Traditionally, desktop database programs require that users with existing data import that data into the database program's native file format. Sometimes this process requires the conversion of data to some common file format before the import can be performed. In any case, this requires that the data be moved to the new format without any provision for coexistence with existing systems. While Jet (via Microsoft Access) supports this more traditional import process, it also supports the direct access of existing data stored in common file formats. This represents a tremendous advantage to the user or application developer who wishes to keep that data in its original file format, possibly sharing the data with existing legacy systems.

Installable ISAM Support

Jet supports the following external Index Sequential Access Method (ISAM) file formats:

  • Microsoft FoxPro, versions 2.0, 2.5 and 2.6

  • dBASE III PLUS and dBASE IV

  • Paradox, versions 3. x and 4. x

  • Btrieve, versions 5.1x and 6.0

    Jet supports two methods of access to external ISAM files: attached tables and direct table opening. Once attached to a Jet database, the end user and application developer can (with a few exceptions) use external ISAM data as if it were native Jet data. Jet treats non-native ISAM data very similarly to how it treats native Jet data. Queries on non-native ISAM tables are compiled and optimized just as if the tables were internally stored Jet tables.

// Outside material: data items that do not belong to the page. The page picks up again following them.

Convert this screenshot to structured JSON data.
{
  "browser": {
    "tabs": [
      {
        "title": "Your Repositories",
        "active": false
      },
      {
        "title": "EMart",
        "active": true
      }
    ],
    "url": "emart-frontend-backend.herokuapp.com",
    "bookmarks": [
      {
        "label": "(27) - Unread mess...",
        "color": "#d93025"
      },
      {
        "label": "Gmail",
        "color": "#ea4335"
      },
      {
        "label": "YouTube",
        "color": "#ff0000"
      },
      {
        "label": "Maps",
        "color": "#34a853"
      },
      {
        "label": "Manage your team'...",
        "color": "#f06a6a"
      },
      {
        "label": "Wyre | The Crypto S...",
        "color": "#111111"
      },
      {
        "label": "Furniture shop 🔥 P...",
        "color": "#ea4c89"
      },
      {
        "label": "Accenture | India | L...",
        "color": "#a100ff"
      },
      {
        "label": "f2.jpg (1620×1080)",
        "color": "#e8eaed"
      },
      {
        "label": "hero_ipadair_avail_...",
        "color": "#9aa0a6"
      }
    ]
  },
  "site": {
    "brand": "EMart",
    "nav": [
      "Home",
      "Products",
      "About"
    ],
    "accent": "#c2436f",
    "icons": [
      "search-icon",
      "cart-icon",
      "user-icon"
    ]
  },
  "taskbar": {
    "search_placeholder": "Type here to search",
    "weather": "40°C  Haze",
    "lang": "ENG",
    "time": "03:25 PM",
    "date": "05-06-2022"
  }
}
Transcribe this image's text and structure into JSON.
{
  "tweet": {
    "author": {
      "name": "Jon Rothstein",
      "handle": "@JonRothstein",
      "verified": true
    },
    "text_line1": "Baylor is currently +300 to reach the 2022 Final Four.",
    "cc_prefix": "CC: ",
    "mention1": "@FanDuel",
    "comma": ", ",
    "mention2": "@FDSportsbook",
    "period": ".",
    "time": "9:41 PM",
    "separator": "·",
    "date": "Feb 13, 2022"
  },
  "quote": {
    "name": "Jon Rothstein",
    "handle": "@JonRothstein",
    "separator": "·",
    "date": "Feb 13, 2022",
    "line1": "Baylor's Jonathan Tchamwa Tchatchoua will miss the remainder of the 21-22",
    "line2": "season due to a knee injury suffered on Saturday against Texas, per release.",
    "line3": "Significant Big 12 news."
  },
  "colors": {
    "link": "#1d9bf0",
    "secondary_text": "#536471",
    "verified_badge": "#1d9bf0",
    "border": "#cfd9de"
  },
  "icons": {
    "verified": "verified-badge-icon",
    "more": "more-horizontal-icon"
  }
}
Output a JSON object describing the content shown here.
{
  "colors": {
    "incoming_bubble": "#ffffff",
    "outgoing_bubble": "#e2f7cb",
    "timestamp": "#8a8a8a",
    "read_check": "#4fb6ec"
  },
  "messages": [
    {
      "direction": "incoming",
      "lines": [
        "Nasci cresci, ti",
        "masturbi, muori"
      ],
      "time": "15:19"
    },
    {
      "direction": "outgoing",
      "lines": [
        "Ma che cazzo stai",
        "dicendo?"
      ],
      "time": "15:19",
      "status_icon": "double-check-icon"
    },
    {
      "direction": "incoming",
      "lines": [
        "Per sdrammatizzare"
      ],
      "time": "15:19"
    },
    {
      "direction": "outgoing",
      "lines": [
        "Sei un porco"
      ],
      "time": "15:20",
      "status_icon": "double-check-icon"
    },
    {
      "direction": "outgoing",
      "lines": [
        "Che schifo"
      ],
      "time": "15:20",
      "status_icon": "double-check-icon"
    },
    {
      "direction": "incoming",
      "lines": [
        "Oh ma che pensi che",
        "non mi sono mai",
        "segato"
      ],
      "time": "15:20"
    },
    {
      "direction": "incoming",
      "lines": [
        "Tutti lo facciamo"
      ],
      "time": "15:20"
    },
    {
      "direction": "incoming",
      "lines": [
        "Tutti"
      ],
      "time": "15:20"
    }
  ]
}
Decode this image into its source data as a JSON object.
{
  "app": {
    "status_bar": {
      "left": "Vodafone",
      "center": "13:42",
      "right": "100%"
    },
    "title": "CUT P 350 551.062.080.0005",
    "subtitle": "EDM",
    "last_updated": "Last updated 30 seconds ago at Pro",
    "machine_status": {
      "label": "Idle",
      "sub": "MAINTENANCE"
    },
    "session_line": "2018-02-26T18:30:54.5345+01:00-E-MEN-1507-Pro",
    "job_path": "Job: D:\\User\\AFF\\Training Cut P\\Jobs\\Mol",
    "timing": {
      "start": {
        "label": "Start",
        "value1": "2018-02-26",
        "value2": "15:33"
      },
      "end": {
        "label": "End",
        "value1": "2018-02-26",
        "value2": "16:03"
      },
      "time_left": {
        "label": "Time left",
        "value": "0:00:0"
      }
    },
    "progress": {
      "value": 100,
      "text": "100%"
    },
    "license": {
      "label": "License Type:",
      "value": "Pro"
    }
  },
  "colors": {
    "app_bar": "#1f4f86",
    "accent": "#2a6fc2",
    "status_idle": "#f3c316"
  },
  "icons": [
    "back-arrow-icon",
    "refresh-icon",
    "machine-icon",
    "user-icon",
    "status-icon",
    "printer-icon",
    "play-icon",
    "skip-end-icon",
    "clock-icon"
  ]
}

There are, however, some differences when using external ISAM tables. Index statistics, for example, are less likely to be accurate for external ISAM tables, because Jet has less control over the maintenance of these statistics. Also, some ISAM databases don't support Jet-style unique and primary key indexes. In addition, not all external ISAM indexes can be maintained by Jet, such as indexes with expressions that Jet doesn't support. The net result is that the Jet Query Optimizer is usually less efficient when optimizing non-native ISAM tables.

Microsoft Access users can attach to external ISAM data using the Microsoft Access user interface. Microsoft Access and Visual Basic developers can also establish attachments using Jet's Data Access Objects (see "Data Access Objects"). For example, to attach to a Paradox 4.0 table named ORDERS.DB using DAO, the application developer might use the following commands:


 
Dim db as Database
Dim tdfOrders as TableDef

'Set a database object to point to the currently opened database
Set db = DBEngine.Workspaces(0).Databases(0)

'Create a TableDef object
Set tdfOrders = db.CreateTableDef("Attached Paradox Table")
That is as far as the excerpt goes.